Agente Pró-social: Atividades pró-social como atos altruístas e voluntariado também se intensificam com o envolvimento religioso, e a maioria das religiões incentiva atividades de ajuda ao próximo. Segundo Koenig (2012), o pesquisador Schwartz e colaboradores demonstraram em sua pesquisa que ajudar ao próximo pode provocar aumento da satisfação com a vida, e melhora a saúde mental. O aumento do envolvimento religioso melhora a probabilidade das pessoas em se tornarem mais generosas com o tempo e as finanças. Essas pesquisam apontam os caminhos psicológicos e sociais para uma saúde plena.
 
Sumarizando aqui este tópico, podemos afirmar que, tomando por base as pesquisas de Koenig (2012) e Levin (2003), as evidências quantitativas de forte associação estatística entre o envolvimento religioso e a melhora de situações de doença, de prevenção, de complicações e de bem-estar têm sido correlacionadas com o reforço a comportamentos saudáveis.

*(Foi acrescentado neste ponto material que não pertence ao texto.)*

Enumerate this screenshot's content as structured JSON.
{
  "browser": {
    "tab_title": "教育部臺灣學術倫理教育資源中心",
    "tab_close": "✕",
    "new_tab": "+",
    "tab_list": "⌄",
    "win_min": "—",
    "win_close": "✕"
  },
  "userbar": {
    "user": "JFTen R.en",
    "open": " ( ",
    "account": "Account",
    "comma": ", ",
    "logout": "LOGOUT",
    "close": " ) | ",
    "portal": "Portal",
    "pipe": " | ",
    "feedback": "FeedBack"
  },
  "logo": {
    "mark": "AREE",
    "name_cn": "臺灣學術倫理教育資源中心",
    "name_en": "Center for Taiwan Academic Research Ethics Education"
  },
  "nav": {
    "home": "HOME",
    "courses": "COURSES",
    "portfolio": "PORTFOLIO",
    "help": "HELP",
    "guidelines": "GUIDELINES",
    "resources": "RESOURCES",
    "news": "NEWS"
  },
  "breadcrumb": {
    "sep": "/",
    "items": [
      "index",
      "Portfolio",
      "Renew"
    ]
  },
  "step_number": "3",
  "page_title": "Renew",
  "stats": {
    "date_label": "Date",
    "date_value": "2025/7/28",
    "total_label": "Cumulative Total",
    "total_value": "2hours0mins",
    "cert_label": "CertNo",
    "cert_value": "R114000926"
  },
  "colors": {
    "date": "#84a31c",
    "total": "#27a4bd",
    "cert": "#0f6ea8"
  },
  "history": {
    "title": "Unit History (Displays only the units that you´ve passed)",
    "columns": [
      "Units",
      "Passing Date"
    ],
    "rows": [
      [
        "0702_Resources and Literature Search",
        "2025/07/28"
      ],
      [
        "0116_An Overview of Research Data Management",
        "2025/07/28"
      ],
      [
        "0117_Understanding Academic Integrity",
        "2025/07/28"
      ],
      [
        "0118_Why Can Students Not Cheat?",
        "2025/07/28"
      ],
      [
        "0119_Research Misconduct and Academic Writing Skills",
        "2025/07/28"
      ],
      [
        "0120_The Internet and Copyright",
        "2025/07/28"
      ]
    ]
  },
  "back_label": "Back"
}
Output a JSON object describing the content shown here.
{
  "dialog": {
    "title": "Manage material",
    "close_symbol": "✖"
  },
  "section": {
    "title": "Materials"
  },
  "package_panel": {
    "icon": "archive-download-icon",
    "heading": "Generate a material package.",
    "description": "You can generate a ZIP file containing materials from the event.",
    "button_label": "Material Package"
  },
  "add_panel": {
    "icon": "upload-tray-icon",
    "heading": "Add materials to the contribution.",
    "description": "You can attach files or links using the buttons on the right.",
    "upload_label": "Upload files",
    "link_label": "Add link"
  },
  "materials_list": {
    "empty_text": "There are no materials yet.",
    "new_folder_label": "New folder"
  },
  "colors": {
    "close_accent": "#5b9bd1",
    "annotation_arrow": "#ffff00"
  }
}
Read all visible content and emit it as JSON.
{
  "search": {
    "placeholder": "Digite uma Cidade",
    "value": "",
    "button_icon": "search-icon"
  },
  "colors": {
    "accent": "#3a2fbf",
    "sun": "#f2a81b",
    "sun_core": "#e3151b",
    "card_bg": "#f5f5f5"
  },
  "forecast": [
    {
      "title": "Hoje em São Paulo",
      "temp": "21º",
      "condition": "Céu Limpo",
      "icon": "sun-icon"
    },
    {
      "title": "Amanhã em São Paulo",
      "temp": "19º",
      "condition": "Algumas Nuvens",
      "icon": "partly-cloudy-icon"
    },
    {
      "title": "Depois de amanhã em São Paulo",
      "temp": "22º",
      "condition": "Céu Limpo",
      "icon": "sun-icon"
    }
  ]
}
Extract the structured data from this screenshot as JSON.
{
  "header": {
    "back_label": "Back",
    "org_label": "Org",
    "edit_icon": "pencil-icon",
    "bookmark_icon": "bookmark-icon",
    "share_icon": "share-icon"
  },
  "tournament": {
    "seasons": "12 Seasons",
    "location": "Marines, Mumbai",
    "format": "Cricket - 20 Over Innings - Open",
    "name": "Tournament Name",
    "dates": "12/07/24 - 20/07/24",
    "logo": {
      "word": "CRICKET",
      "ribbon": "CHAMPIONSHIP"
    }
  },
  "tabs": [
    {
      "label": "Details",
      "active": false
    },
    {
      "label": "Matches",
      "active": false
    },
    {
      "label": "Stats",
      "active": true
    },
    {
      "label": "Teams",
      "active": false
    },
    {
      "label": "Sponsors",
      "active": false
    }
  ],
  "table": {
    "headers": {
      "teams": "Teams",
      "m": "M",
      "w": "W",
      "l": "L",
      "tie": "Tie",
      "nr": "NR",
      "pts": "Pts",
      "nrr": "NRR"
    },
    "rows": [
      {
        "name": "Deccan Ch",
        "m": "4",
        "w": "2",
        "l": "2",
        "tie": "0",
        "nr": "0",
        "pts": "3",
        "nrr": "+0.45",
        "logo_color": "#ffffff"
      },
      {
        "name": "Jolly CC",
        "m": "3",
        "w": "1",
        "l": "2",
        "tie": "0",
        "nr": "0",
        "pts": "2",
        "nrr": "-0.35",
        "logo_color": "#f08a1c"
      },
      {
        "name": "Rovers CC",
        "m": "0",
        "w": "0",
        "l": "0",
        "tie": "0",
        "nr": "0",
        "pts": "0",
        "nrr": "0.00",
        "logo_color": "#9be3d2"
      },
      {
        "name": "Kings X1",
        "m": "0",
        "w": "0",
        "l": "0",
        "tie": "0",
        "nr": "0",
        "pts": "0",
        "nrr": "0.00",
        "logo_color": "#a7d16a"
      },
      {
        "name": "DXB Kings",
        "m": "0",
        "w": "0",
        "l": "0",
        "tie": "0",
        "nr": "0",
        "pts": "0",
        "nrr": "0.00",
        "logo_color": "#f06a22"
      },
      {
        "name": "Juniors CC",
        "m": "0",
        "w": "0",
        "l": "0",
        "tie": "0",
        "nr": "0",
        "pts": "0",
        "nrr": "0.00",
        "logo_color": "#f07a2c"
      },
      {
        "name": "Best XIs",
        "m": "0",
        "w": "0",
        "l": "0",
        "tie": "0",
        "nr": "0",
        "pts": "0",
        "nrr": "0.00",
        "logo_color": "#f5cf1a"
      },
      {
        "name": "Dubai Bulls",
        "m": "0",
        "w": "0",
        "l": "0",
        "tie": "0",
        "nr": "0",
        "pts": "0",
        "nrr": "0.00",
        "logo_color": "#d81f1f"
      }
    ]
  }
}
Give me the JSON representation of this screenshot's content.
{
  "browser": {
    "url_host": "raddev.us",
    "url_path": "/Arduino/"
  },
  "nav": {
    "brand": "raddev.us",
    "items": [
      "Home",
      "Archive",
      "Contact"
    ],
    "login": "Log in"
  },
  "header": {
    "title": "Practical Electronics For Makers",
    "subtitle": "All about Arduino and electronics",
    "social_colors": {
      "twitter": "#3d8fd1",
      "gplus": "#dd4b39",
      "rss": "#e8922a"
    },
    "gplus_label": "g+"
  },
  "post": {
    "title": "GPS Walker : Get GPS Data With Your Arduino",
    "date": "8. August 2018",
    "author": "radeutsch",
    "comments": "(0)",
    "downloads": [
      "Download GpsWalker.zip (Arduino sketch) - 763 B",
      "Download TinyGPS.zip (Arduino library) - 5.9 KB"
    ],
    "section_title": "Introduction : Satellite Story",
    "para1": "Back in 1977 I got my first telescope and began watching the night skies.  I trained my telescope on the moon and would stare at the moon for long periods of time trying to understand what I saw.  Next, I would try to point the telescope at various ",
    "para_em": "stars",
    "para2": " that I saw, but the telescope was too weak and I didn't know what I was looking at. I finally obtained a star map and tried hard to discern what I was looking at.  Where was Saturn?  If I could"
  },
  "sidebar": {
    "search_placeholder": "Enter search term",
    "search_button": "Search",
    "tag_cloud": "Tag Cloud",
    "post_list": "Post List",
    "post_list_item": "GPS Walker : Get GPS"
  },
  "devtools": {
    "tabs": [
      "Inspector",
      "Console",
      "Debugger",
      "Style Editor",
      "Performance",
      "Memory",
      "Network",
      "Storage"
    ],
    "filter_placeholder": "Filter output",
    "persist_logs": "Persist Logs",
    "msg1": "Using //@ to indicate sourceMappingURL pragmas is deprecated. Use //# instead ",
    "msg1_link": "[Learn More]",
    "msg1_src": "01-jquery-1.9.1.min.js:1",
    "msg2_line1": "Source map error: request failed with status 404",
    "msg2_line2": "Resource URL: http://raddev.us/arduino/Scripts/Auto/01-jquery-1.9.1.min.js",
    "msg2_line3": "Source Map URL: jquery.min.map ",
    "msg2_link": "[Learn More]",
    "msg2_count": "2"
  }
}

Quer dizer, alívio do estresse, inspiração de emoções positivas, estimulação do sistema endócrino e imunológico, consequentemente promovendo a melhora de fatores de risco cardiovascular, de hipertensão, de diabetes e de se de câncer devido incentivo a crenças e estilos de vida mais saudável, e, também, de incentivo à personalidade adequada ao enfrentamento de situações de crise e fortalecimento de redes sociais de apoio mútuo. Portanto, “crer” pode muitas vezes reduzir comportamentos de saúde negativos, como já foi dito e estimular comportamento seguro, positivo e saudável. Consumo excessivo de álcool, uso de drogas, tabagismo e promiscuidade sexual e menor risco de doenças sexualmente transmissíveis entre os jovens, entre outros fatores não citados aqui.